We had quite the lively discussion in the comments section on Friday, and one of the results is that I slightly changed my submission guidelines. Steve Fuller pointed out that it is incredibly frustrating for authors to live and die by the query without even being able to include a single page from their manuscript. I’m definitely sympathetic to this, and I’m now asking that queriers paste five pages into the body of the e-mail after their query (but still, no attachments).
After a weekend of queries (100+, which I’m still working through), I’m here to tell you: soooo much better for me as well. Thanks very much to Steve for the suggestion. I had been worried about people sending too many attachments if I asked for sample pages, but so far so good.
There were also some questions about how much an author receives from a book sale, so I thought I’d provide a handy dandy breakdown. This varies greatly depending on what discounts the publisher is extending to booksellers/distributors/wholesalers etc. and what royalty the author is receiving from the publisher. I’m not going to get into what is a “typical” royalty, and please don’t consider the below as such, because I can’t discuss proprietary info. But here’s a basic (and rough) rule of thumb to help with your calculations:
Start with a $24.95 hardcover.
Discounts to booksellers vary, but for a rough estimate figure that the publisher receives around 50%.
Let’s say the author has a 10% retail royalty, and the author has an agent who receives 15% of the author’s share. This works out to (again, roughly):
$12.48 to the bookseller (50%)
$9.98 to the publisher (50% minus author/agent share)
$2.12 to the author (10% of retail minus 15%)

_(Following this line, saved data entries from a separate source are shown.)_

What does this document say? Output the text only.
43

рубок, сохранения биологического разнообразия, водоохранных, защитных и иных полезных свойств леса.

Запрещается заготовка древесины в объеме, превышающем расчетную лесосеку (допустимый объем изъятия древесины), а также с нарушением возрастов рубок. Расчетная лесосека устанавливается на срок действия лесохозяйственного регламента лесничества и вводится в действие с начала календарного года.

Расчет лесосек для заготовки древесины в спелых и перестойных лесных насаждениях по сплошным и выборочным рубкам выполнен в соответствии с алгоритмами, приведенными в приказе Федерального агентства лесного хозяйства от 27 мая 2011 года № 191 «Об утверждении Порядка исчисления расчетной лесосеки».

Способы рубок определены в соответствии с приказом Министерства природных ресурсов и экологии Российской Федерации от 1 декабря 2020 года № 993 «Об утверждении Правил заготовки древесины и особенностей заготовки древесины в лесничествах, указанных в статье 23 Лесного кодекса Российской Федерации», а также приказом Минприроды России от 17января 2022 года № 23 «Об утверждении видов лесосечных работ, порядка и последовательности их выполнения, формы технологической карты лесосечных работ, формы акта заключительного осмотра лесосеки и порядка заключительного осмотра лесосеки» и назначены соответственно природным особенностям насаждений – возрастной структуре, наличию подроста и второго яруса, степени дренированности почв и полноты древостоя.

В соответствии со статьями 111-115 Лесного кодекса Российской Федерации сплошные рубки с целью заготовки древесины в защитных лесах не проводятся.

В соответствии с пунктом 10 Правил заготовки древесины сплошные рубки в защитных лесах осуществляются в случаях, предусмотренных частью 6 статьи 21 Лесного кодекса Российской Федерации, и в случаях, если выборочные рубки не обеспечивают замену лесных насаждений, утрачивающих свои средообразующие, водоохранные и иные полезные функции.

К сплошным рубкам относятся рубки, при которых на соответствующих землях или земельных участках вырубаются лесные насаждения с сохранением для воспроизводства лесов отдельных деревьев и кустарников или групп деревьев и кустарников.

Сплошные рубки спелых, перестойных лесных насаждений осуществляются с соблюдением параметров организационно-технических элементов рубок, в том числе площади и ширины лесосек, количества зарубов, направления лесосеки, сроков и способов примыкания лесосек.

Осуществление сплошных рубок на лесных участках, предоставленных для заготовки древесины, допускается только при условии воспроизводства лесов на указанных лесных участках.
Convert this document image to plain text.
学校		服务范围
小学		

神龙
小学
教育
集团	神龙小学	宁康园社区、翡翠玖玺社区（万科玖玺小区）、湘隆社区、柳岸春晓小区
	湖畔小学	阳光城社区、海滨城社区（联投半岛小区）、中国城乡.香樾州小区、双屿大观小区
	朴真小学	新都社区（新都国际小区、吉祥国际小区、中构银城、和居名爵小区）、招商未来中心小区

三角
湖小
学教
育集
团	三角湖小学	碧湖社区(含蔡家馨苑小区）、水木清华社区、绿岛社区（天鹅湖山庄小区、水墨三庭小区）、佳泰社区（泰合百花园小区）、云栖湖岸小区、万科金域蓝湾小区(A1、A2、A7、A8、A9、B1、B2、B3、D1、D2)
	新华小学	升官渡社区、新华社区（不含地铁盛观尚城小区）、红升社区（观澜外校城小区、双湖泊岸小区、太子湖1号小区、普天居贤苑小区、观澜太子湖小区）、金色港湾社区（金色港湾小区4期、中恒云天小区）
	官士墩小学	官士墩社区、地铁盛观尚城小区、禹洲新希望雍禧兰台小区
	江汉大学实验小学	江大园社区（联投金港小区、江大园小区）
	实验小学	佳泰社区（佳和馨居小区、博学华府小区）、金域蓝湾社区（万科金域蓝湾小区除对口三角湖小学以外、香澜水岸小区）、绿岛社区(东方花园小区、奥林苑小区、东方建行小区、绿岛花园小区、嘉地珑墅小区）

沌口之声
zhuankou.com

$0.38 to the agent (15% of 10%)
For another example, let’s take a $14.95 trade paperback where the author receives 7.5% retail. That translates to:
$7.48 to the bookseller
$5.83 to the publisher
$0.95 to the author
$0.17 to the agent
So there you have it. Note that the author (and agent) do not actually receive the above money until the advance has “earned out,” meaning until all those little $0.95s per book have exceeded the amount the publisher paid as an advance. Subrights revenue, i.e. first serial (excerpts in periodicals), permissions, electronic, etc. also go towards paying down that advance.
Also note that this (thankfully) doesn’t include rights the agent/author might have reserved, such as audio rights, foreign, and dramatic rights, which can be very important in helping authors earn enough for a new couch to sit on as they frantically write their next book in the hopes of landing the money for a new coffee table.